CUDA illegal memory access for cuda extension in multiprocessing

I wrote a simple CUDA extension to multiply a tensor in-place on GPU, it works fine on single process but in multiprocessing mode it gets the illegal memory access error. I’ve tried compute-sanitizer as well but didn’t get any more meaningful info. Here’s a minimal reproducible code package, simply run python setup.py install && python test_inplacemul.py.
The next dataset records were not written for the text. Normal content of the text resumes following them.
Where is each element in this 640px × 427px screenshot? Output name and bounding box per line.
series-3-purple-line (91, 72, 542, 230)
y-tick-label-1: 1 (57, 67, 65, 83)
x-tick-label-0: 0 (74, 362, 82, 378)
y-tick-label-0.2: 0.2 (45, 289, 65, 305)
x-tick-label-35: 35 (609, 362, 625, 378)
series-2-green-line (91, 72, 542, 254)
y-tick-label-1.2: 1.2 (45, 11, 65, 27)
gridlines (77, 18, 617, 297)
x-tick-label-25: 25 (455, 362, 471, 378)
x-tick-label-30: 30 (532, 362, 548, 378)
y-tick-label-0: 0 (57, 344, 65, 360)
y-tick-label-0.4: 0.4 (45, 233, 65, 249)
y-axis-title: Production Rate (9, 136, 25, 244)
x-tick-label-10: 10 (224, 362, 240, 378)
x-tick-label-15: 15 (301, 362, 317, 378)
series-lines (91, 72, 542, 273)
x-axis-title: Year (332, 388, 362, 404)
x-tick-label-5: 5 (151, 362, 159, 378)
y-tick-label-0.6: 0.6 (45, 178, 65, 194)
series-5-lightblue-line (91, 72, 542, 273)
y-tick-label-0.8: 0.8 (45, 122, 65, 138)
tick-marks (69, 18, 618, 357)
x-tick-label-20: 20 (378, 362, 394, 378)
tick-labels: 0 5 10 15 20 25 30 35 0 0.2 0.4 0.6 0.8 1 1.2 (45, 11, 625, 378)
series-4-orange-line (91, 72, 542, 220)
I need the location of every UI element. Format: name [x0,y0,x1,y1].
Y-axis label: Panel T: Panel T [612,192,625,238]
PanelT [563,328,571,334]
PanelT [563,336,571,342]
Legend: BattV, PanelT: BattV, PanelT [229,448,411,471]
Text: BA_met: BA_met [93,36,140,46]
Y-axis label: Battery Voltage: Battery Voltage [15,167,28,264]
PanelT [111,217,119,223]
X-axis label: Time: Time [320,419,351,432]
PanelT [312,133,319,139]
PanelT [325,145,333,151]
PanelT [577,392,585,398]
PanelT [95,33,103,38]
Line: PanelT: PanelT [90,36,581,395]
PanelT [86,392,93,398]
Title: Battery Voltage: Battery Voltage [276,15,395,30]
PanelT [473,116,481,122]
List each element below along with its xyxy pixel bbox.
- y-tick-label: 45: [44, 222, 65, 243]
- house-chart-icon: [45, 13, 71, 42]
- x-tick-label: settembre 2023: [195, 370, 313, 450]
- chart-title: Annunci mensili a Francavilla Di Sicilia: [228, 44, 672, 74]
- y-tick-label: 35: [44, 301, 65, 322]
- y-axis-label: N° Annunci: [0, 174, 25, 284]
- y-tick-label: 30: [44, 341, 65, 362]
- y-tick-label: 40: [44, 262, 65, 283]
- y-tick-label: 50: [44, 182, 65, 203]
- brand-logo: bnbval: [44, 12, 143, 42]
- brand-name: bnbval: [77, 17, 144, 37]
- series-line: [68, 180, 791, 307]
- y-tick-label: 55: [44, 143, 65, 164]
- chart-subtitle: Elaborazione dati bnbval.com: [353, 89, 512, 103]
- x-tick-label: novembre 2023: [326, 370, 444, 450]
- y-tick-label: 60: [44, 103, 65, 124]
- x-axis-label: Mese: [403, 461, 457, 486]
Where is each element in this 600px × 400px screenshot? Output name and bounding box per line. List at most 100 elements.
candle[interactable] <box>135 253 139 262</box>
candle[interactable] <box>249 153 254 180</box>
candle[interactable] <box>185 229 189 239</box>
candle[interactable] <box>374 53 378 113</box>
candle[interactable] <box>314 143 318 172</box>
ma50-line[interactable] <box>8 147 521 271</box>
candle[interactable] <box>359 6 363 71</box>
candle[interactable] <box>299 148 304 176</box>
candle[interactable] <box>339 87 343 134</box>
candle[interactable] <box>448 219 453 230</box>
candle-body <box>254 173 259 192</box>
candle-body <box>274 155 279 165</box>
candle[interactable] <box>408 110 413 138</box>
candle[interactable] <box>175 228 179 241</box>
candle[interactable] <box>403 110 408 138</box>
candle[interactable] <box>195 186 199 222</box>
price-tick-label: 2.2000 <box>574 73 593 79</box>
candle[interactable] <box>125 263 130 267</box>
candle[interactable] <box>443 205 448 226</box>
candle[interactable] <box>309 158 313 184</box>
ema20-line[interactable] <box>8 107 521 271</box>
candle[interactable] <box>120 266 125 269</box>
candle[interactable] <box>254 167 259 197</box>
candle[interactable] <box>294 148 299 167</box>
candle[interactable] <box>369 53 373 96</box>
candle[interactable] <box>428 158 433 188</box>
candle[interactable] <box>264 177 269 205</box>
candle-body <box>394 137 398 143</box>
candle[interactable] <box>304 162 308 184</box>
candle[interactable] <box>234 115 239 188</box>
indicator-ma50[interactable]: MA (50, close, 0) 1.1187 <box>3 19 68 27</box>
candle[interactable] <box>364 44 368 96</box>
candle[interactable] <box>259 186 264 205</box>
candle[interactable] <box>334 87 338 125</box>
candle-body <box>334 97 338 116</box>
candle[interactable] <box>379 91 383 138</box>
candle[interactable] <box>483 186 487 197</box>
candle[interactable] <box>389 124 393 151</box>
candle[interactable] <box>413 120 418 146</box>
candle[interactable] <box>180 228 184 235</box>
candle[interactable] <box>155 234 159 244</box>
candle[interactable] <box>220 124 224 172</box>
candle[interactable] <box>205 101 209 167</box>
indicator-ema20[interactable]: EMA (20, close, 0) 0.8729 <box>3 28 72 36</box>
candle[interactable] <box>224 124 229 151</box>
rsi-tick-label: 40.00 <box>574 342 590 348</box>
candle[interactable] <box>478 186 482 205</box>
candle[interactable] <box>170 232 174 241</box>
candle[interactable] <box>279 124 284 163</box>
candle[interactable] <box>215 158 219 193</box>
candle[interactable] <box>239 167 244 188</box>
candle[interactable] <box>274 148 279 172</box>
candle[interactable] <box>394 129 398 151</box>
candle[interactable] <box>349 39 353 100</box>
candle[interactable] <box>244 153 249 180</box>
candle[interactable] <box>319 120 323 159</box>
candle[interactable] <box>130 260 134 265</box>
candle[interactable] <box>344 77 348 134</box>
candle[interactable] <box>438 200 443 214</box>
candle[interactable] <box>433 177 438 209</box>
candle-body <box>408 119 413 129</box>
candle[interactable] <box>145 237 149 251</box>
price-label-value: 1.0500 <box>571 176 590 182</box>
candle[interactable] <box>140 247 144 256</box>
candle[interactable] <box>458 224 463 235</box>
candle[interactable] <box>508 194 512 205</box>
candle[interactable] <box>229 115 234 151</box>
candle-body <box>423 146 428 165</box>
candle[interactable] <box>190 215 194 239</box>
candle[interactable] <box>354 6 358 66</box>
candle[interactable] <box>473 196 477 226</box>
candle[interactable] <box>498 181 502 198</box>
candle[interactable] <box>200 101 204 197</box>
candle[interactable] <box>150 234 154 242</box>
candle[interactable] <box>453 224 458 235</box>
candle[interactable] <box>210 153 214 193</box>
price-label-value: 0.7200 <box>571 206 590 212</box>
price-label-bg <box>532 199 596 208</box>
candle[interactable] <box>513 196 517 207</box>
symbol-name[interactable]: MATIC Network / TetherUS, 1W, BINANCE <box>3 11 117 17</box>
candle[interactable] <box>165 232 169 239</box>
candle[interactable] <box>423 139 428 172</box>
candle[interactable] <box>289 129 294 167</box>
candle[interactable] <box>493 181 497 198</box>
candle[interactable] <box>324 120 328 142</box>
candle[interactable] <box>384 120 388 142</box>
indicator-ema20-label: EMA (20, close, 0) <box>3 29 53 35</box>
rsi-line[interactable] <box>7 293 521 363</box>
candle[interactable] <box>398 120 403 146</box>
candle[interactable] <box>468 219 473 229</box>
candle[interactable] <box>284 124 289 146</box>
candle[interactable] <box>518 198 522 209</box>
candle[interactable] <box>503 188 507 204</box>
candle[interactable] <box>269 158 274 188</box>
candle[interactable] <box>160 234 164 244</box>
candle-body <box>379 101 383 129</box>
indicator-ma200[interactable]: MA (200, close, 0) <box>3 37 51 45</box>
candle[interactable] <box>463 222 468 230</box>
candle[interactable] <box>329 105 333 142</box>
Here are the main snippets for a quick preview:

CUDA implementation:

__global__ void raw_mul_cuda_forward_kernel(float* x) {
  const int r = blockIdx.x;
  const int c = blockIdx.y;
  const int d = threadIdx.x;
  const int D = blockDim.x;
  x[r * D * D + c * D + d] *= 2.f;
}

void mul_cuda_forward(torch::Tensor x) {
  const auto H = x.size(0);
  const auto W = x.size(1);
  const auto D = x.size(2);
  const int threads = D;
  const dim3 blocks(H, W);
  raw_mul_cuda_forward_kernel<<<blocks, threads>>>(x.data<float>());
  cudaDeviceSynchronize();
}

In Python:

import torch
import inplacemul_cuda
from tqdm import tqdm

def error_callback(error):
	print(error, flush=True)

def process(rank):
    device = torch.device(f"cuda:{rank}")
    x = torch.rand(32, 32, 32).to(device)
    gold = x * 2
    inplacemul_cuda.forward(x)
    assert torch.abs(gold - x).sum() == 0

if __name__ == '__main__':
    assert torch.cuda.is_available()

    # sequential test
    for _ in tqdm(range(10)):
        process(0)
    print('Single-process test passed')

    # multiproc test
    import torch.multiprocessing as mp
    ctx = mp.get_context("spawn")
    N = 1000
    pool = ctx.Pool(processes=2)
    pbar = tqdm(total=N)
    rets = []
    num_gpus = torch.cuda.device_count()
    gpu = 0
    for _ in range(N):
        ret = pool.apply_async(process, args=(gpu,), 
            callback=lambda _: pbar.update(1), 
            error_callback=error_callback)
        rets.append(ret)
        gpu = (gpu + 1) % num_gpus
    pool.close()
    pool.join()
    for ret in rets:
        ret.get()

You might need to add a device guard via:

at::cuda::OptionalCUDAGuard device_guard(id)

Yes that works, thanks for the quick reply. For reference: I added #include <c10/cuda/CUDAGuard.h> at the top, and at::cuda::OptionalCUDAGuard device_guard(x.device()); before the kernel launch.